Serendipity #

There are two big things left to do for this project, implementing shape contexts as an alternative method to compare against and finding a dataset to do the comparison with. Luckily enough, the solutions to both of those problems emerged simultaneously when reading one of the shape context papers, "Shape contexts enable efficient retrieval of similar shapes". In addition to describing a neat clustering/quantization approach that should help with performance (and make it easy to integrate with my system), they also talked about the ways in which they evaluated their system. Unlike other papers, say this one, they did not use a homemade dataset. Rather they used the MPEG-7 silhouette database, a 3D model database, and a standard set of images used in psychology made by Snodgrass and Vanderwart. When searching for this last one, I was disappointed to discover that it was not freely available (I'm sure our psychology department has a copy, but it's too much of a bother). However, I did find two other interesting looking datasets, one of objects and one of actions. Both are hand-drawn, and perhaps in some cases a bit more complex than what would be seen on a whiteboard, but not by much. Best of all, parts of both are freely available for downloading, therefore it looks like I am all set (I will most likely use the object one since the images it contains better match expected whiteboard content). Like the shape context paper, I will be applying various transformations to each image to get several derivatives, so that it is easy to measure precision/recall.

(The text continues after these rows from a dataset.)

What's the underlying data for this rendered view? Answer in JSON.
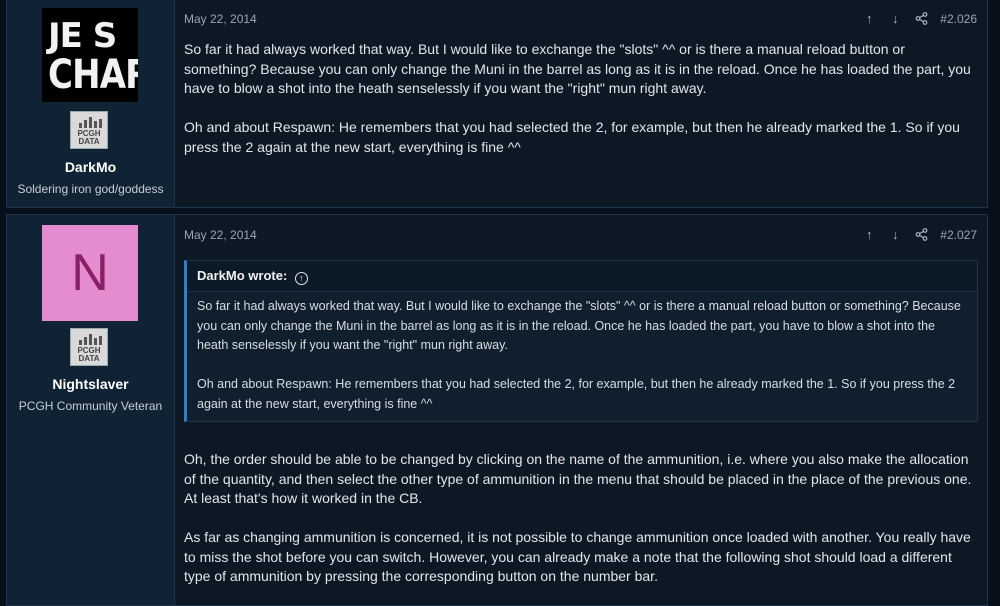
{
  "posts": [
    {
      "author": "DarkMo",
      "user_title": "Soldering iron god/goddess",
      "avatar_text_line1": "JE S",
      "avatar_text_line2": "CHAR",
      "badge_line1": "PCGH",
      "badge_line2": "DATA",
      "date": "May 22, 2014",
      "post_number": "#2.026",
      "paragraphs": [
        "So far it had always worked that way. But I would like to exchange the \"slots\" ^^ or is there a manual reload button or something? Because you can only change the Muni in the barrel as long as it is in the reload. Once he has loaded the part, you have to blow a shot into the heath senselessly if you want the \"right\" mun right away.",
        "Oh and about Respawn: He remembers that you had selected the 2, for example, but then he already marked the 1. So if you press the 2 again at the new start, everything is fine ^^"
      ]
    },
    {
      "author": "Nightslaver",
      "user_title": "PCGH Community Veteran",
      "avatar_letter": "N",
      "badge_line1": "PCGH",
      "badge_line2": "DATA",
      "date": "May 22, 2014",
      "post_number": "#2.027",
      "quote": {
        "header": "DarkMo wrote:",
        "paragraphs": [
          "So far it had always worked that way. But I would like to exchange the \"slots\" ^^ or is there a manual reload button or something? Because you can only change the Muni in the barrel as long as it is in the reload. Once he has loaded the part, you have to blow a shot into the heath senselessly if you want the \"right\" mun right away.",
          "Oh and about Respawn: He remembers that you had selected the 2, for example, but then he already marked the 1. So if you press the 2 again at the new start, everything is fine ^^"
        ]
      },
      "paragraphs": [
        "Oh, the order should be able to be changed by clicking on the name of the ammunition, i.e. where you also make the allocation of the quantity, and then select the other type of ammunition in the menu that should be placed in the place of the previous one. At least that's how it worked in the CB.",
        "As far as changing ammunition is concerned, it is not possible to change ammunition once loaded with another. You really have to miss the shot before you can switch. However, you can already make a note that the following shot should load a different type of ammunition by pressing the corresponding button on the number bar."
      ]
    }
  ],
  "icons": {
    "upvote": "arrow-up-icon",
    "downvote": "arrow-down-icon",
    "share": "share-icon",
    "quote_jump": "circle-arrow-up-icon"
  },
  "colors": {
    "background": "#07101a",
    "post_bg": "#0c1824",
    "user_column_bg": "#0f2335",
    "quote_accent": "#2f7fd1",
    "avatar_pink": "#e48ccf"
  }
}
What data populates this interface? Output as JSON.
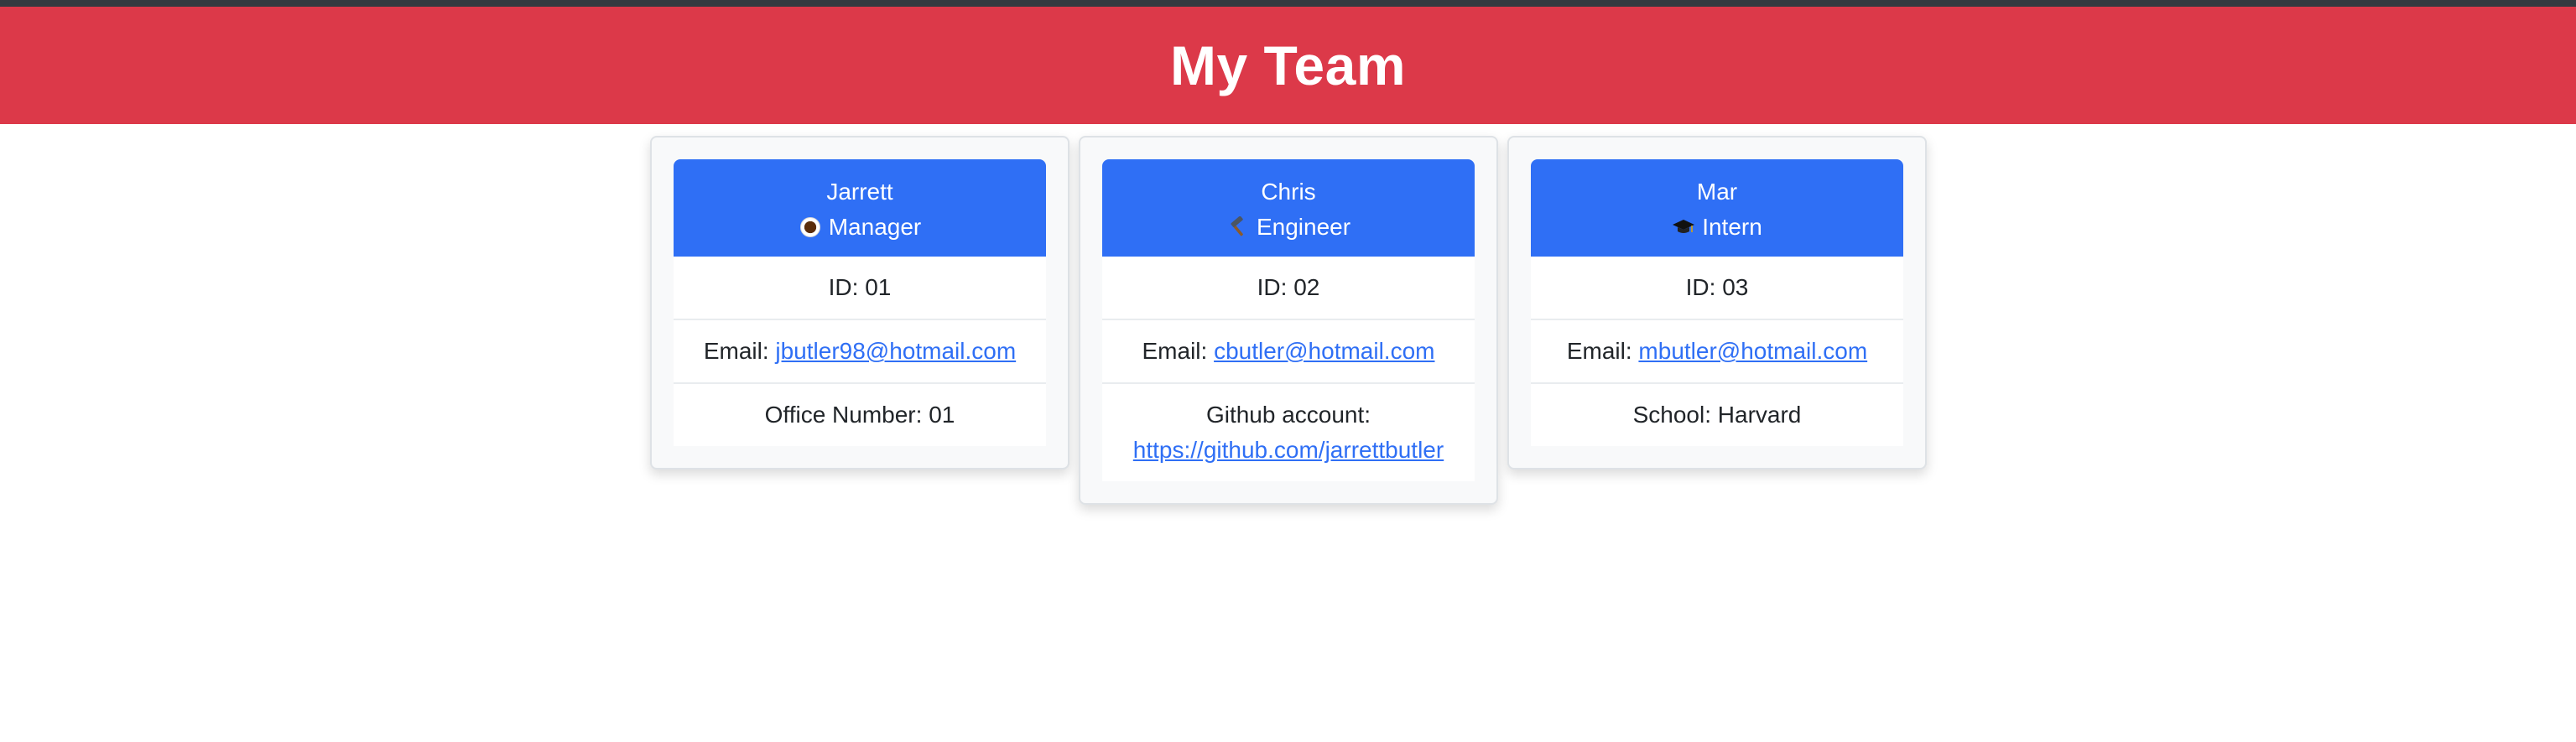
{
  "header": {
    "title": "My Team"
  },
  "team": [
    {
      "name": "Jarrett",
      "role_icon": "coffee-icon",
      "role": "Manager",
      "id": "ID: 01",
      "email_label": "Email: ",
      "email": "jbutler98@hotmail.com",
      "extra_label": "Office Number: 01",
      "extra_link": ""
    },
    {
      "name": "Chris",
      "role_icon": "hammer-icon",
      "role": "Engineer",
      "id": "ID: 02",
      "email_label": "Email: ",
      "email": "cbutler@hotmail.com",
      "extra_label": "Github account:",
      "extra_link": "https://github.com/jarrettbutler"
    },
    {
      "name": "Mar",
      "role_icon": "graduation-cap-icon",
      "role": "Intern",
      "id": "ID: 03",
      "email_label": "Email: ",
      "email": "mbutler@hotmail.com",
      "extra_label": "School: Harvard",
      "extra_link": ""
    }
  ],
  "colors": {
    "banner": "#dc3949",
    "card_header": "#2f6ff5",
    "link": "#2f6ff5"
  }
}
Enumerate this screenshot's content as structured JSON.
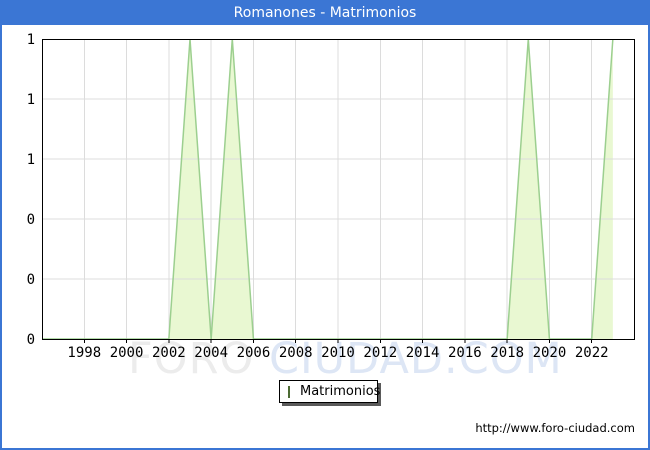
{
  "title": "Romanones - Matrimonios",
  "watermark": {
    "part1": "FORO",
    "part2": " CIUDAD.COM"
  },
  "legend": {
    "label": "Matrimonios"
  },
  "footer": {
    "url": "http://www.foro-ciudad.com"
  },
  "colors": {
    "titlebar_bg": "#3b76d4",
    "titlebar_text": "#ffffff",
    "frame_border": "#3b76d4",
    "plot_frame": "#000000",
    "grid": "#dcdcdc",
    "area_fill": "#e9f8d2",
    "area_stroke": "#9ccf8f",
    "legend_swatch_fill": "#c6e99b",
    "legend_swatch_border": "#4c6b33",
    "watermark_gray": "#ececec",
    "watermark_blue": "#dde6f5",
    "text": "#000000"
  },
  "chart_data": {
    "type": "area",
    "title": "Romanones - Matrimonios",
    "series": [
      {
        "name": "Matrimonios",
        "x": [
          1996,
          1997,
          1998,
          1999,
          2000,
          2001,
          2002,
          2003,
          2004,
          2005,
          2006,
          2007,
          2008,
          2009,
          2010,
          2011,
          2012,
          2013,
          2014,
          2015,
          2016,
          2017,
          2018,
          2019,
          2020,
          2021,
          2022,
          2023
        ],
        "values": [
          0,
          0,
          0,
          0,
          0,
          0,
          0,
          1,
          0,
          1,
          0,
          0,
          0,
          0,
          0,
          0,
          0,
          0,
          0,
          0,
          0,
          0,
          0,
          1,
          0,
          0,
          0,
          1
        ]
      }
    ],
    "xlim": [
      1996,
      2024
    ],
    "ylim": [
      0,
      1
    ],
    "x_ticks": [
      1998,
      2000,
      2002,
      2004,
      2006,
      2008,
      2010,
      2012,
      2014,
      2016,
      2018,
      2020,
      2022
    ],
    "y_ticks": {
      "values": [
        0,
        0.2,
        0.4,
        0.6,
        0.8,
        1
      ],
      "labels": [
        "0",
        "0",
        "0",
        "1",
        "1",
        "1"
      ]
    },
    "grid": true,
    "legend_position": "bottom-center"
  }
}
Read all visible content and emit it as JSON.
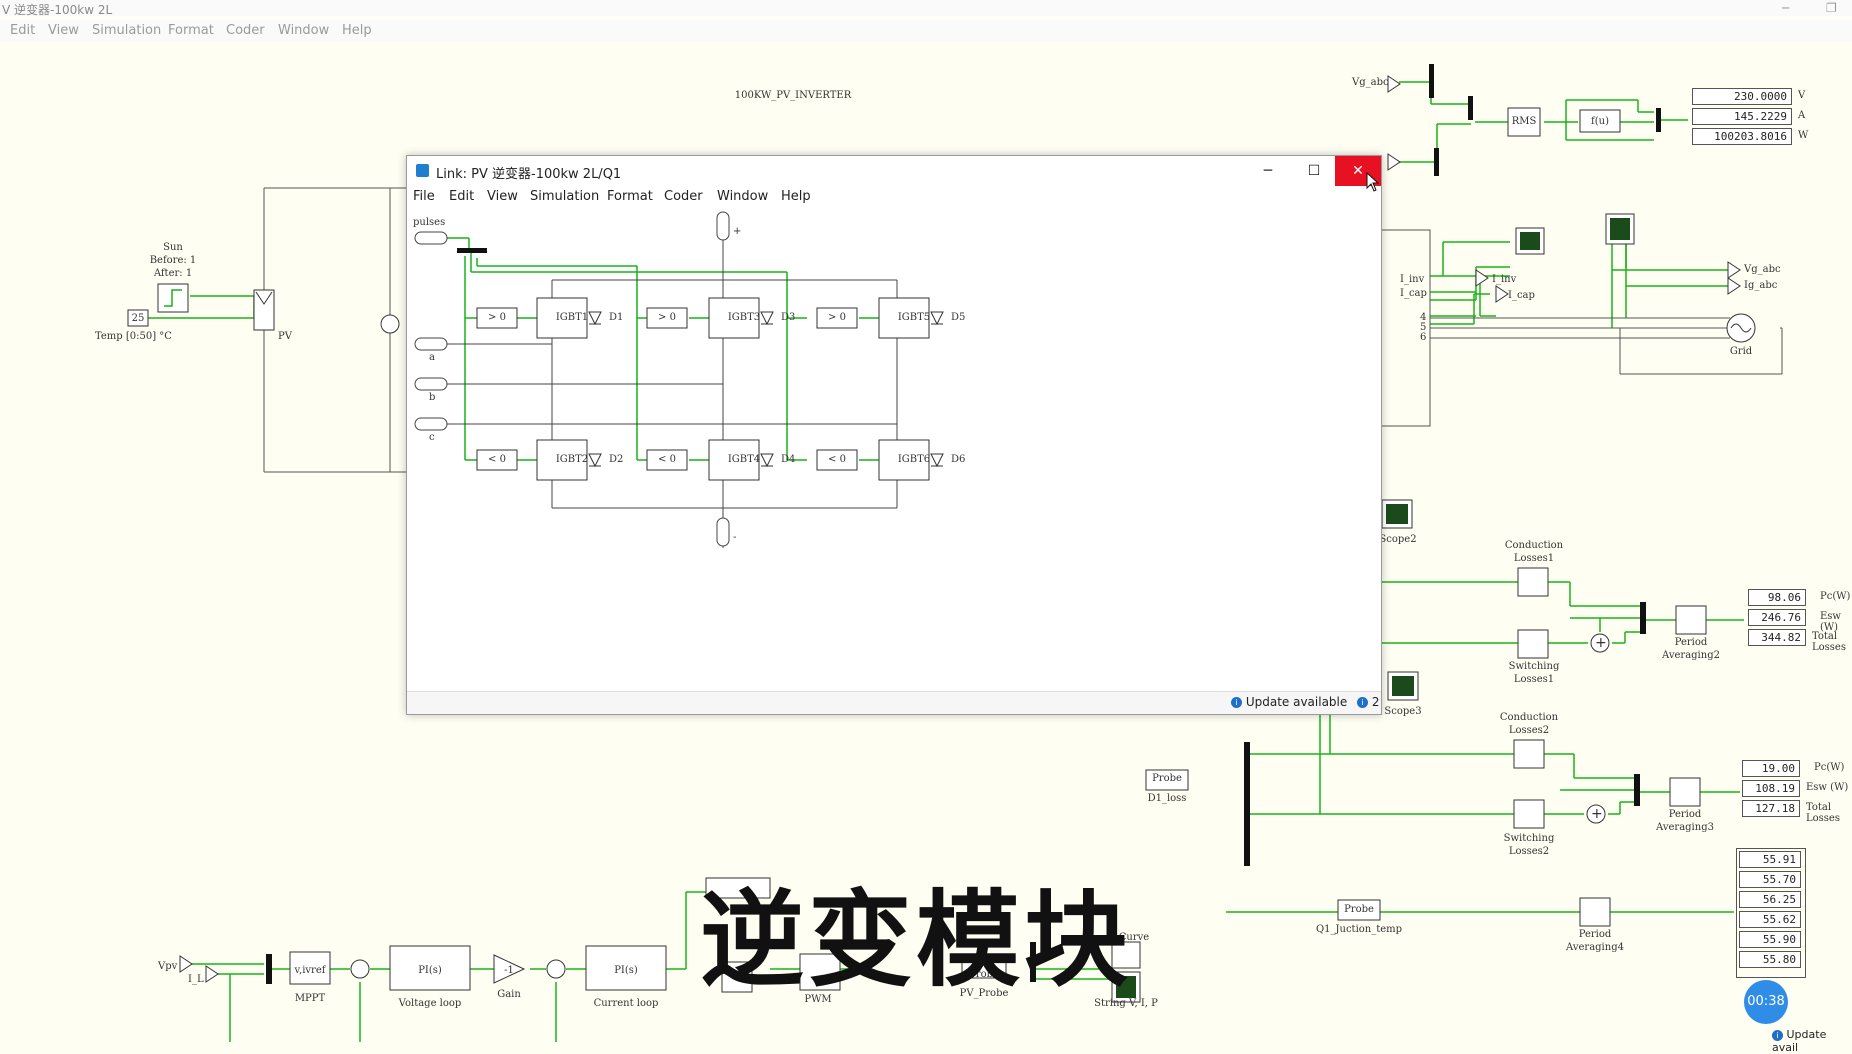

I have also been doing some cleaning up and tweaking to make my life easier. When viewing imported strokes I can zoom in/out now, pan and turn on and off point displaying. This makes checking out stroke extraction quality much easier (as opposed to having to recompile without point displaying and/or size normalization). Another thing that had been bothering me was that some thinned images would not get displayed at all. This turned out to be because I always add a one pixel padding to all stroke images, to ensure that all border pixels are white (makes life much easier when testing pixels, since I don't have to worry about ones on the edge). When the stroke image was as big as the original image, then it would have an x or y coordinate of -1. I'm using glDrawPixels to actually display the image, and this offscreen starting coordinate would cause it to clip the entire image. Thankfully a bit of Googling turned up a glBitmap-based workaround that seems to do the trick.